Until recently, the global response has been disappointing. Attempts to tackle this crisis over the last three decades have failed, and the domestic and international funds currently allocated by governments and donors to end snakebite remain extremely insufficient. As a result, snakebite victims—many of whom have limited financial resources and little political voice or power to demand affordable medicines themselves—pay for the cost of their own treatment and care. The launch of the WHO strategy, with its clear funding requirements, is a major step forward, and MSF hopes it will lead to successful and swift action.
“The toll that snakebite envenoming takes on people around the world truly represents a hidden epidemic,” said Dr. Gabriel Alcoba, MSF’s tropical medicine advisor. “We are encouraged to see that WHO’s snakebite strategy emphasizes empowering communities and strengthening health systems to reduce the global snakebite burden. The disease must be confronted in a holistic, patient-centered way, including through preventative health programs at the community level that can measurably reduce the risk of snakebite.”
Snakebite is curable, yet the vast majority of snakebite victims are unable to access effective treatment. Paying for all doses of antivenom needed for treatment can cost hundreds of dollars, and, especially in rural settings, care is often unavailable, partly because of a lack of referral or ambulance services and trained health workers. Due to the relatively high prices of antivenoms, people are often lured into purchasing unproven traditional therapies or cheaper antivenom products of questionable quality and efficacy, further contributing to the high rate of death and disability from snakebite.
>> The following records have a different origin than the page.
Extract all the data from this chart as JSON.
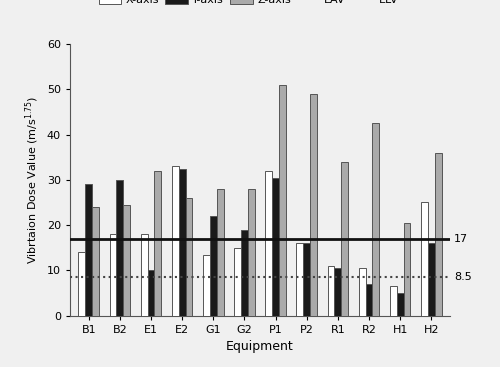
{
  "categories": [
    "B1",
    "B2",
    "E1",
    "E2",
    "G1",
    "G2",
    "P1",
    "P2",
    "R1",
    "R2",
    "H1",
    "H2"
  ],
  "x_values": [
    14,
    18,
    18,
    33,
    13.5,
    15,
    32,
    16,
    11,
    10.5,
    6.5,
    25
  ],
  "y_values": [
    29,
    30,
    10,
    32.5,
    22,
    19,
    30.5,
    16,
    10.5,
    7,
    5,
    16
  ],
  "z_values": [
    24,
    24.5,
    32,
    26,
    28,
    28,
    51,
    49,
    34,
    42.5,
    20.5,
    36
  ],
  "EAV": 8.5,
  "ELV": 17,
  "bar_width": 0.22,
  "ylim": [
    0,
    60
  ],
  "yticks": [
    0,
    10,
    20,
    30,
    40,
    50,
    60
  ],
  "xlabel": "Equipment",
  "x_color": "#ffffff",
  "x_edge": "#555555",
  "y_color": "#1a1a1a",
  "z_color": "#aaaaaa",
  "eav_color": "#444444",
  "elv_color": "#111111",
  "right_label_17": "17",
  "right_label_85": "8.5",
  "bg_color": "#f0f0f0"
}
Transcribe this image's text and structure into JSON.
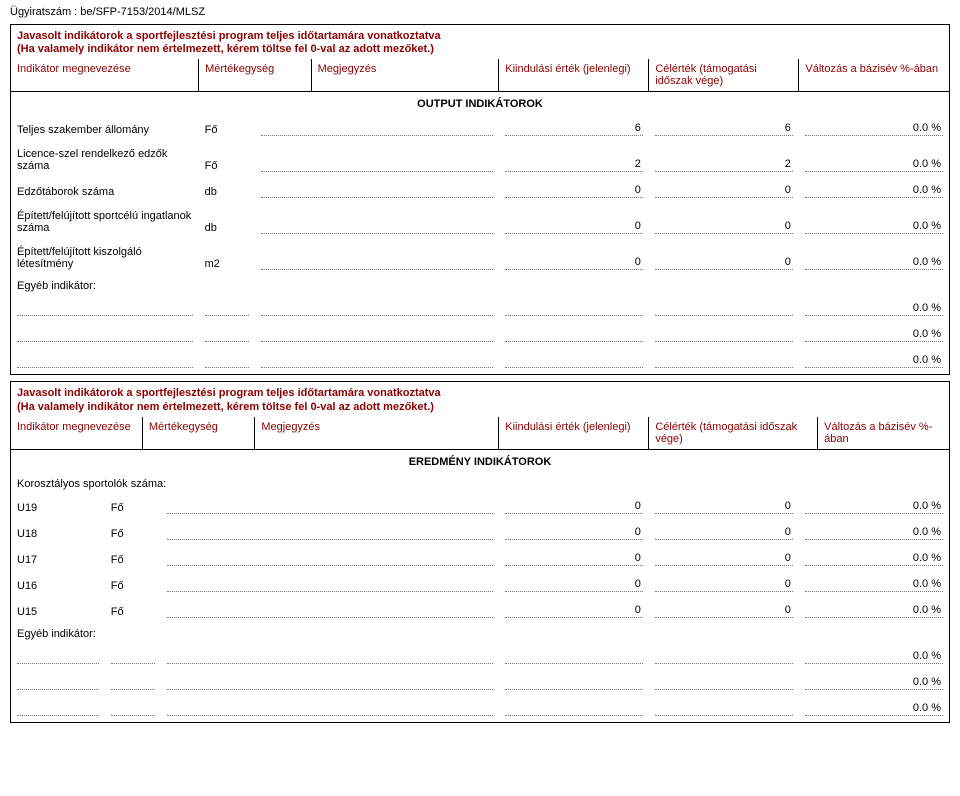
{
  "doc_ref_label": "Ügyiratszám : ",
  "doc_ref_value": "be/SFP-7153/2014/MLSZ",
  "section1": {
    "title": "Javasolt indikátorok a sportfejlesztési program teljes időtartamára vonatkoztatva",
    "subtitle": "(Ha valamely indikátor nem értelmezett, kérem töltse fel 0-val az adott mezőket.)",
    "headers": {
      "name": "Indikátor megnevezése",
      "unit": "Mértékegység",
      "note": "Megjegyzés",
      "start": "Kiindulási érték (jelenlegi)",
      "target": "Célérték (támogatási időszak vége)",
      "change": "Változás a bázisév %-ában"
    },
    "section_heading": "OUTPUT INDIKÁTOROK",
    "rows": [
      {
        "name": "Teljes szakember állomány",
        "unit": "Fő",
        "start": "6",
        "target": "6",
        "change": "0.0 %"
      },
      {
        "name": "Licence-szel rendelkező edzők száma",
        "unit": "Fő",
        "start": "2",
        "target": "2",
        "change": "0.0 %"
      },
      {
        "name": "Edzőtáborok száma",
        "unit": "db",
        "start": "0",
        "target": "0",
        "change": "0.0 %"
      },
      {
        "name": "Épített/felújított sportcélú ingatlanok száma",
        "unit": "db",
        "start": "0",
        "target": "0",
        "change": "0.0 %"
      },
      {
        "name": "Épített/felújított kiszolgáló létesítmény",
        "unit": "m2",
        "start": "0",
        "target": "0",
        "change": "0.0 %"
      }
    ],
    "other_label": "Egyéb indikátor:",
    "other_rows": [
      {
        "change": "0.0 %"
      },
      {
        "change": "0.0 %"
      },
      {
        "change": "0.0 %"
      }
    ]
  },
  "section2": {
    "title": "Javasolt indikátorok a sportfejlesztési program teljes időtartamára vonatkoztatva",
    "subtitle": "(Ha valamely indikátor nem értelmezett, kérem töltse fel 0-val az adott mezőket.)",
    "headers": {
      "name": "Indikátor megnevezése",
      "unit": "Mértékegység",
      "note": "Megjegyzés",
      "start": "Kiindulási érték (jelenlegi)",
      "target": "Célérték (támogatási időszak vége)",
      "change": "Változás a bázisév %-ában"
    },
    "section_heading": "EREDMÉNY INDIKÁTOROK",
    "subhead": "Korosztályos sportolók száma:",
    "rows": [
      {
        "name": "U19",
        "unit": "Fő",
        "start": "0",
        "target": "0",
        "change": "0.0 %"
      },
      {
        "name": "U18",
        "unit": "Fő",
        "start": "0",
        "target": "0",
        "change": "0.0 %"
      },
      {
        "name": "U17",
        "unit": "Fő",
        "start": "0",
        "target": "0",
        "change": "0.0 %"
      },
      {
        "name": "U16",
        "unit": "Fő",
        "start": "0",
        "target": "0",
        "change": "0.0 %"
      },
      {
        "name": "U15",
        "unit": "Fő",
        "start": "0",
        "target": "0",
        "change": "0.0 %"
      }
    ],
    "other_label": "Egyéb indikátor:",
    "other_rows": [
      {
        "change": "0.0 %"
      },
      {
        "change": "0.0 %"
      },
      {
        "change": "0.0 %"
      }
    ]
  },
  "colors": {
    "heading_red": "#8b0000",
    "border": "#000000",
    "dotted": "#777777",
    "bg": "#ffffff"
  }
}
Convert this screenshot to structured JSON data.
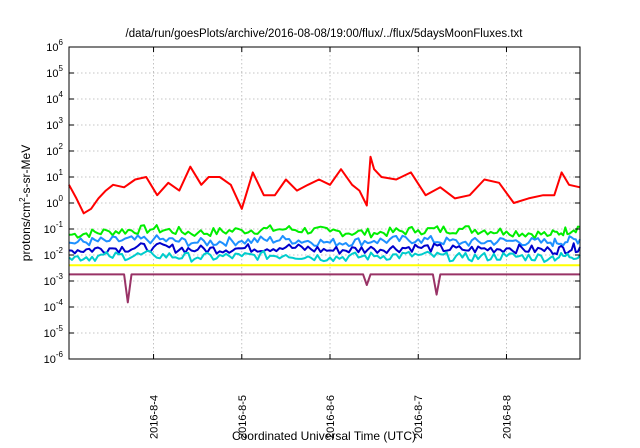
{
  "chart_data": {
    "type": "line",
    "title": "/data/run/goesPlots/archive/2016-08-08/19:00/flux/../flux/5daysMoonFluxes.txt",
    "xlabel": "Coordinated Universal Time (UTC)",
    "ylabel": {
      "base": "protons/cm",
      "sup": "2",
      "rest": "-s-sr-MeV"
    },
    "yscale": "log",
    "ylim": [
      1e-06,
      1000000.0
    ],
    "xlim": [
      "2016-08-03 01:00",
      "2016-08-08 20:00"
    ],
    "grid": true,
    "y_ticks": [
      {
        "value": 1e-06,
        "base": "10",
        "exp": "-6"
      },
      {
        "value": 1e-05,
        "base": "10",
        "exp": "-5"
      },
      {
        "value": 0.0001,
        "base": "10",
        "exp": "-4"
      },
      {
        "value": 0.001,
        "base": "10",
        "exp": "-3"
      },
      {
        "value": 0.01,
        "base": "10",
        "exp": "-2"
      },
      {
        "value": 0.1,
        "base": "10",
        "exp": "-1"
      },
      {
        "value": 1,
        "base": "10",
        "exp": "0"
      },
      {
        "value": 10,
        "base": "10",
        "exp": "1"
      },
      {
        "value": 100,
        "base": "10",
        "exp": "2"
      },
      {
        "value": 1000,
        "base": "10",
        "exp": "3"
      },
      {
        "value": 10000,
        "base": "10",
        "exp": "4"
      },
      {
        "value": 100000,
        "base": "10",
        "exp": "5"
      },
      {
        "value": 1000000,
        "base": "10",
        "exp": "6"
      }
    ],
    "x_ticks": [
      "2016-8-4",
      "2016-8-5",
      "2016-8-6",
      "2016-8-7",
      "2016-8-8"
    ],
    "series": [
      {
        "color": "#ff0000",
        "x": [
          "08-03 01:00",
          "08-03 03:00",
          "08-03 05:00",
          "08-03 07:00",
          "08-03 09:00",
          "08-03 11:00",
          "08-03 13:00",
          "08-03 16:00",
          "08-03 19:00",
          "08-03 22:00",
          "08-04 01:00",
          "08-04 04:00",
          "08-04 07:00",
          "08-04 10:00",
          "08-04 13:00",
          "08-04 15:00",
          "08-04 18:00",
          "08-04 21:00",
          "08-05 00:00",
          "08-05 03:00",
          "08-05 06:00",
          "08-05 09:00",
          "08-05 12:00",
          "08-05 15:00",
          "08-05 18:00",
          "08-05 21:00",
          "08-06 00:00",
          "08-06 03:00",
          "08-06 06:00",
          "08-06 08:00",
          "08-06 10:00",
          "08-06 11:00",
          "08-06 12:00",
          "08-06 14:00",
          "08-06 18:00",
          "08-06 22:00",
          "08-07 02:00",
          "08-07 06:00",
          "08-07 10:00",
          "08-07 14:00",
          "08-07 18:00",
          "08-07 22:00",
          "08-08 02:00",
          "08-08 06:00",
          "08-08 10:00",
          "08-08 13:00",
          "08-08 15:00",
          "08-08 17:00",
          "08-08 20:00"
        ],
        "values": [
          5,
          1.5,
          0.4,
          0.6,
          1.5,
          3,
          5,
          4,
          8,
          10,
          2,
          6,
          3,
          25,
          5,
          10,
          10,
          5,
          0.6,
          15,
          2,
          2,
          8,
          3,
          5,
          8,
          5,
          20,
          5,
          3,
          0.8,
          60,
          20,
          10,
          8,
          15,
          2,
          4,
          1.5,
          2,
          8,
          6,
          1,
          1.5,
          2,
          2,
          15,
          5,
          4
        ]
      },
      {
        "color": "#00ee00",
        "x": [
          "08-03 01:00",
          "08-03 12:00",
          "08-04 00:00",
          "08-04 12:00",
          "08-05 00:00",
          "08-05 12:00",
          "08-06 00:00",
          "08-06 12:00",
          "08-07 00:00",
          "08-07 12:00",
          "08-08 00:00",
          "08-08 12:00",
          "08-08 20:00"
        ],
        "values": [
          0.06,
          0.08,
          0.1,
          0.07,
          0.09,
          0.1,
          0.08,
          0.07,
          0.09,
          0.1,
          0.08,
          0.06,
          0.12
        ]
      },
      {
        "color": "#1e90ff",
        "x": [
          "08-03 01:00",
          "08-03 12:00",
          "08-04 00:00",
          "08-04 12:00",
          "08-05 00:00",
          "08-05 12:00",
          "08-06 00:00",
          "08-06 12:00",
          "08-07 00:00",
          "08-07 12:00",
          "08-08 00:00",
          "08-08 12:00",
          "08-08 20:00"
        ],
        "values": [
          0.03,
          0.035,
          0.04,
          0.03,
          0.035,
          0.04,
          0.03,
          0.035,
          0.04,
          0.03,
          0.035,
          0.03,
          0.04
        ]
      },
      {
        "color": "#0000cc",
        "x": [
          "08-03 01:00",
          "08-03 12:00",
          "08-04 00:00",
          "08-04 12:00",
          "08-05 00:00",
          "08-05 12:00",
          "08-06 00:00",
          "08-06 12:00",
          "08-07 00:00",
          "08-07 12:00",
          "08-08 00:00",
          "08-08 12:00",
          "08-08 20:00"
        ],
        "values": [
          0.015,
          0.018,
          0.02,
          0.016,
          0.018,
          0.02,
          0.015,
          0.017,
          0.02,
          0.016,
          0.018,
          0.015,
          0.02
        ]
      },
      {
        "color": "#00cccc",
        "x": [
          "08-03 01:00",
          "08-03 12:00",
          "08-04 00:00",
          "08-04 12:00",
          "08-05 00:00",
          "08-05 12:00",
          "08-06 00:00",
          "08-06 12:00",
          "08-07 00:00",
          "08-07 12:00",
          "08-08 00:00",
          "08-08 12:00",
          "08-08 20:00"
        ],
        "values": [
          0.008,
          0.009,
          0.01,
          0.008,
          0.009,
          0.01,
          0.008,
          0.009,
          0.01,
          0.008,
          0.009,
          0.008,
          0.01
        ]
      },
      {
        "color": "#ffff00",
        "x": [
          "08-03 01:00",
          "08-08 20:00"
        ],
        "values": [
          0.004,
          0.004
        ]
      },
      {
        "color": "#993366",
        "x": [
          "08-03 01:00",
          "08-03 12:00",
          "08-03 16:00",
          "08-03 17:00",
          "08-03 18:00",
          "08-04 12:00",
          "08-05 12:00",
          "08-06 09:00",
          "08-06 10:00",
          "08-06 11:00",
          "08-07 04:00",
          "08-07 05:00",
          "08-07 06:00",
          "08-08 00:00",
          "08-08 20:00"
        ],
        "values": [
          0.0018,
          0.0018,
          0.0018,
          0.00015,
          0.0018,
          0.0018,
          0.0018,
          0.0018,
          0.0007,
          0.0018,
          0.0018,
          0.0003,
          0.0018,
          0.0018,
          0.0018
        ]
      }
    ]
  }
}
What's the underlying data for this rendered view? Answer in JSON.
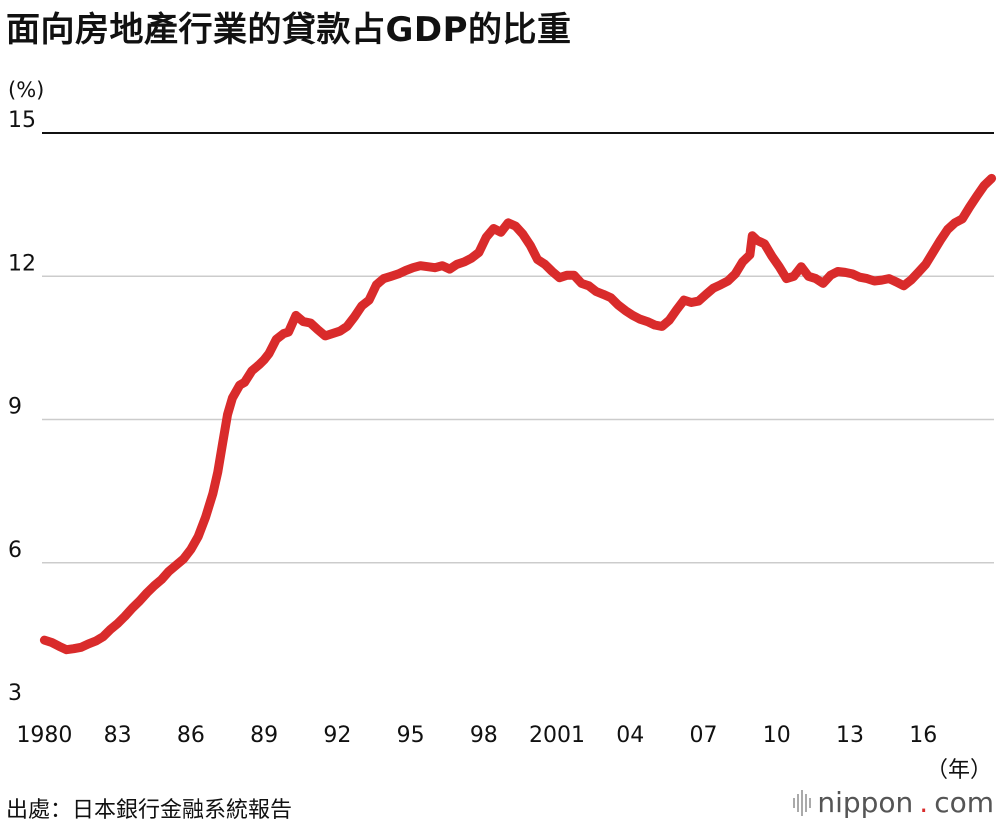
{
  "header": {
    "title": "面向房地產行業的貸款占GDP的比重",
    "unit": "(%)"
  },
  "footer": {
    "source": "出處：日本銀行金融系統報告",
    "brand_main": "nippon",
    "brand_dot": ".",
    "brand_tld": "com",
    "x_unit": "（年）"
  },
  "colors": {
    "line": "#d92b2b",
    "grid": "#cccccc",
    "top_grid": "#111111"
  },
  "chart_data": {
    "type": "line",
    "title": "面向房地產行業的貸款占GDP的比重",
    "ylabel": "(%)",
    "xlabel": "（年）",
    "ylim": [
      3,
      15
    ],
    "xlim": [
      1979.9,
      2018.9
    ],
    "yticks": [
      3,
      6,
      9,
      12,
      15
    ],
    "xticks": [
      1980,
      1983,
      1986,
      1989,
      1992,
      1995,
      1998,
      2001,
      2004,
      2007,
      2010,
      2013,
      2016
    ],
    "xtick_labels": [
      "1980",
      "83",
      "86",
      "89",
      "92",
      "95",
      "98",
      "2001",
      "04",
      "07",
      "10",
      "13",
      "16"
    ],
    "grid": true,
    "legend": "none",
    "series": [
      {
        "x": [
          1980.0,
          1980.3,
          1980.6,
          1980.9,
          1981.2,
          1981.5,
          1981.8,
          1982.1,
          1982.4,
          1982.7,
          1983.0,
          1983.3,
          1983.6,
          1983.9,
          1984.2,
          1984.5,
          1984.8,
          1985.1,
          1985.4,
          1985.7,
          1986.0,
          1986.3,
          1986.6,
          1986.9,
          1987.1,
          1987.3,
          1987.5,
          1987.7,
          1988.0,
          1988.2,
          1988.5,
          1988.8,
          1989.0,
          1989.2,
          1989.5,
          1989.8,
          1990.0,
          1990.3,
          1990.6,
          1990.9,
          1991.2,
          1991.5,
          1991.8,
          1992.1,
          1992.4,
          1992.7,
          1993.0,
          1993.3,
          1993.6,
          1993.9,
          1994.2,
          1994.5,
          1994.8,
          1995.1,
          1995.4,
          1995.7,
          1996.0,
          1996.3,
          1996.6,
          1996.9,
          1997.2,
          1997.5,
          1997.8,
          1998.1,
          1998.4,
          1998.7,
          1999.0,
          1999.3,
          1999.6,
          1999.9,
          2000.2,
          2000.5,
          2000.8,
          2001.1,
          2001.4,
          2001.7,
          2002.0,
          2002.3,
          2002.6,
          2002.9,
          2003.2,
          2003.5,
          2003.8,
          2004.1,
          2004.4,
          2004.7,
          2005.0,
          2005.3,
          2005.6,
          2005.9,
          2006.2,
          2006.5,
          2006.8,
          2007.1,
          2007.4,
          2007.7,
          2008.0,
          2008.3,
          2008.6,
          2008.9,
          2009.0,
          2009.2,
          2009.5,
          2009.8,
          2010.1,
          2010.4,
          2010.7,
          2011.0,
          2011.3,
          2011.6,
          2011.9,
          2012.2,
          2012.5,
          2012.8,
          2013.1,
          2013.4,
          2013.7,
          2014.0,
          2014.3,
          2014.6,
          2014.9,
          2015.2,
          2015.5,
          2015.8,
          2016.1,
          2016.4,
          2016.7,
          2017.0,
          2017.3,
          2017.6,
          2017.9,
          2018.2,
          2018.5,
          2018.8
        ],
        "y": [
          4.38,
          4.33,
          4.25,
          4.18,
          4.2,
          4.23,
          4.3,
          4.36,
          4.45,
          4.6,
          4.73,
          4.88,
          5.05,
          5.2,
          5.37,
          5.52,
          5.65,
          5.82,
          5.95,
          6.08,
          6.28,
          6.55,
          6.95,
          7.45,
          7.9,
          8.5,
          9.1,
          9.45,
          9.72,
          9.78,
          10.02,
          10.15,
          10.25,
          10.38,
          10.68,
          10.8,
          10.83,
          11.18,
          11.05,
          11.02,
          10.88,
          10.75,
          10.8,
          10.85,
          10.95,
          11.15,
          11.38,
          11.5,
          11.82,
          11.95,
          12.0,
          12.05,
          12.12,
          12.18,
          12.22,
          12.2,
          12.18,
          12.22,
          12.15,
          12.25,
          12.3,
          12.38,
          12.5,
          12.82,
          13.0,
          12.92,
          13.12,
          13.05,
          12.88,
          12.65,
          12.35,
          12.25,
          12.1,
          11.97,
          12.02,
          12.02,
          11.85,
          11.8,
          11.68,
          11.62,
          11.55,
          11.4,
          11.28,
          11.18,
          11.1,
          11.05,
          10.98,
          10.95,
          11.08,
          11.3,
          11.5,
          11.45,
          11.48,
          11.62,
          11.75,
          11.82,
          11.9,
          12.05,
          12.3,
          12.45,
          12.85,
          12.75,
          12.68,
          12.42,
          12.2,
          11.95,
          12.0,
          12.2,
          12.0,
          11.95,
          11.85,
          12.02,
          12.1,
          12.08,
          12.05,
          11.98,
          11.95,
          11.9,
          11.92,
          11.95,
          11.88,
          11.8,
          11.92,
          12.08,
          12.25,
          12.5,
          12.75,
          12.98,
          13.12,
          13.2,
          13.45,
          13.68,
          13.9,
          14.05
        ]
      }
    ]
  }
}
Several pharmaceutical corporations—including Sanofi-Pasteur, which used to produce a product called Fav-Afrique that could be used to neutralize the venom of snakes common across sub-Saharan Africa—recently stopped the production of antivenoms intended for use in Africa because the products were not sufficiently lucrative. This lack of antivenom products specifically for use in Africa has exacerbated a supply crisis.
As the WHO’s strategy is rolled out by governments, concrete steps need to be taken to scale up access to safe antivenoms that already exist in the market and further prioritize the development of new and better tools against snakebite envenoming.
“Many more lives could be saved if all snakebite victims had access to timely and appropriate care, including antivenoms,” Potet said. “To ensure access to affordable, quality-assured antivenoms, the effectiveness of existing products must be urgently assessed, and additional funds must be pledged to develop an international mechanism to subsidize and guarantee a stable supply of antivenoms. Antivenoms must be available and free-of-charge to people affected by snakebite, for whom access is a matter of life or death.”
MSF admitted more than 3,000 patients to its clinics for snakebite in 2017, predominantly in sub-Saharan Africa and the Middle East. Around half of these people required antivenom treatment, which MSF provides free of charge. The majority of MSF snakebite patients were treated in Central African Republic, South Sudan, Ethiopia, and Yemen. MSF also treated a significant number of people in Tanzania, Kenya, Cameroon, Sudan, and Sierra Leone.